Con John Holloway, a 20 años de Cambiar el mundo sin tomar el poder

Entrevista del año pasado, pero muy válida debido a la profundidad e intensidad de los análisis de Holloway



Con John Holloway, a 20 años de Cambiar el mundo sin tomar el poder

Desde dentro y en contra

En esta entrevista, a dos décadas de la publicación de su libro más célebre, el intelectual irlandés habla sobre la realidad latinoamericana y la resistencia a la explotación.

John Holloway / Wikimedia Commons
 

John Holloway vive y enseña en Puebla, México, desde hace unos 30 años. Es profesor en el Instituto de Ciencias Sociales y Humanidades de la Benemérita Universidad Autónoma de Puebla, donde da un curso sobre El capital, de Karl Marx, y otros que mezclan teoría crítica, crisis del capital y las posibilidades actuales de desplazarlo. Dice que identificar es una forma de dominar, pero, en vistas de su carrera de más de cuatro décadas, no queda otra que asociar a Holloway al marxismo autonomista, contrario a la tradición leninista, centrada en la clase obrera y la toma del Estado. Brecha se juntó con Holloway en el Jardín Etnobotánico de Cholula y conversó con él con la excusa de los 20 años de la publicación de su libro más conocido: Cambiar el mundo sin tomar el poder.

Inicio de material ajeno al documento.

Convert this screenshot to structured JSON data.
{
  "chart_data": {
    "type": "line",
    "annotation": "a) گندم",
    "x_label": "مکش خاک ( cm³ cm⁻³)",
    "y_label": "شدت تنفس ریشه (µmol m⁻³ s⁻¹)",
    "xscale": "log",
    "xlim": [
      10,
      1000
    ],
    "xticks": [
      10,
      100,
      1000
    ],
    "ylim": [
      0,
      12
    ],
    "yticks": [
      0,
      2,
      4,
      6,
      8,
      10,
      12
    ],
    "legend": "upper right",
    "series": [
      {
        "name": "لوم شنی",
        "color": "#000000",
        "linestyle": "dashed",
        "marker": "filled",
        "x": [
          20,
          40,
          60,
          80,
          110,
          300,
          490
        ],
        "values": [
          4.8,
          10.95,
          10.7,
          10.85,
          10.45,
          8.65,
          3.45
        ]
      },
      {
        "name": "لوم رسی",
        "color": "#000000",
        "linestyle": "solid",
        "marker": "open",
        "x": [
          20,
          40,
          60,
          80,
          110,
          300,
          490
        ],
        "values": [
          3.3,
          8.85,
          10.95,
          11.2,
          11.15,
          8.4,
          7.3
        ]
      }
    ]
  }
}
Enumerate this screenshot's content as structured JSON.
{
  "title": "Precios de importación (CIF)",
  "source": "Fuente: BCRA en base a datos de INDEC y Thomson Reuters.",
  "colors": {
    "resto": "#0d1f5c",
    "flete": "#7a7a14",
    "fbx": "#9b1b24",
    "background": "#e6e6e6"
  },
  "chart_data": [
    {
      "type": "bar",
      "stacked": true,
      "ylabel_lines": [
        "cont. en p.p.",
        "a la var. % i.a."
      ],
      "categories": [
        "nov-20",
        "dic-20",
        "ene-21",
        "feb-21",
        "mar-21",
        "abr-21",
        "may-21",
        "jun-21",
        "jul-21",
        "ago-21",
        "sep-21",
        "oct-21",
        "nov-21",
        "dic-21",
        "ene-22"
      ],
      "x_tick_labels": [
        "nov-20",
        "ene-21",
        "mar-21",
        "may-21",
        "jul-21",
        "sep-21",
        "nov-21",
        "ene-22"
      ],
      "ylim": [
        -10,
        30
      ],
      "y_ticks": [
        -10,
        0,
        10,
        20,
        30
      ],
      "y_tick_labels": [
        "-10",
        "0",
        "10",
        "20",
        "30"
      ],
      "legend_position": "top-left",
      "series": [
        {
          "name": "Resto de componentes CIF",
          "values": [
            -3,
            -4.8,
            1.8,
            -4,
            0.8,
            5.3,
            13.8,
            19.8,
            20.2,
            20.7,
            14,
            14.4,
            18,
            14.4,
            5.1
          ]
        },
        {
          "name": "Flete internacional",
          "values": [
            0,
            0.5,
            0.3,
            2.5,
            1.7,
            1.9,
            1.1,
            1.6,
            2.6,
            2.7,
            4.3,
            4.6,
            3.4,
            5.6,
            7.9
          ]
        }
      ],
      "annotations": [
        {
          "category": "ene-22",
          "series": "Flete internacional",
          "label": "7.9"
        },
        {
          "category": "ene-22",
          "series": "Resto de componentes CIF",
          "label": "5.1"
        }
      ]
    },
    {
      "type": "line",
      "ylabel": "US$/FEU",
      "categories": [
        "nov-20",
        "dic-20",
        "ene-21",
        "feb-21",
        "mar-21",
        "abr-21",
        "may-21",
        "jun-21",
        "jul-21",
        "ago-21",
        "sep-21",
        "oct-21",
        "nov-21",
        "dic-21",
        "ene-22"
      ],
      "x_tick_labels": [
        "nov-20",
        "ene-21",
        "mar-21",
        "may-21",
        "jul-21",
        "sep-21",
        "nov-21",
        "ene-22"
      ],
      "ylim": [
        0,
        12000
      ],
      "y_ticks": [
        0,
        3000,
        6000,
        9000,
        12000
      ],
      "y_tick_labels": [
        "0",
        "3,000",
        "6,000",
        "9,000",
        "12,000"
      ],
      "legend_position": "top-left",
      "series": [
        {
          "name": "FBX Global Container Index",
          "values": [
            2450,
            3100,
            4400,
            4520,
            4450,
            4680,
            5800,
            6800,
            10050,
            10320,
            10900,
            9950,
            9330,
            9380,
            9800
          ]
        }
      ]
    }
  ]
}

—Hace 20 años, en 2002, se publicó Cambiar el mundo sin tomar el poder, un libro en el que dice que el Estado es una forma de administrar y reproducir la lógica del capital, por lo que no tiene mucho sentido apelar al poder estatal como instrumento para la transformación social. El libro tuvo muchísimo éxito. Inspiró a organizaciones militantes en varios países latinoamericanos y motivó discusiones sobre la posibilidad de organizar proyectos emancipatorios autónomos, en medio de un ciclo de luchas sociales e impugnaciones contra las políticas neoliberales. ¿Cómo surgió el libro y cómo recuerda aquel contexto?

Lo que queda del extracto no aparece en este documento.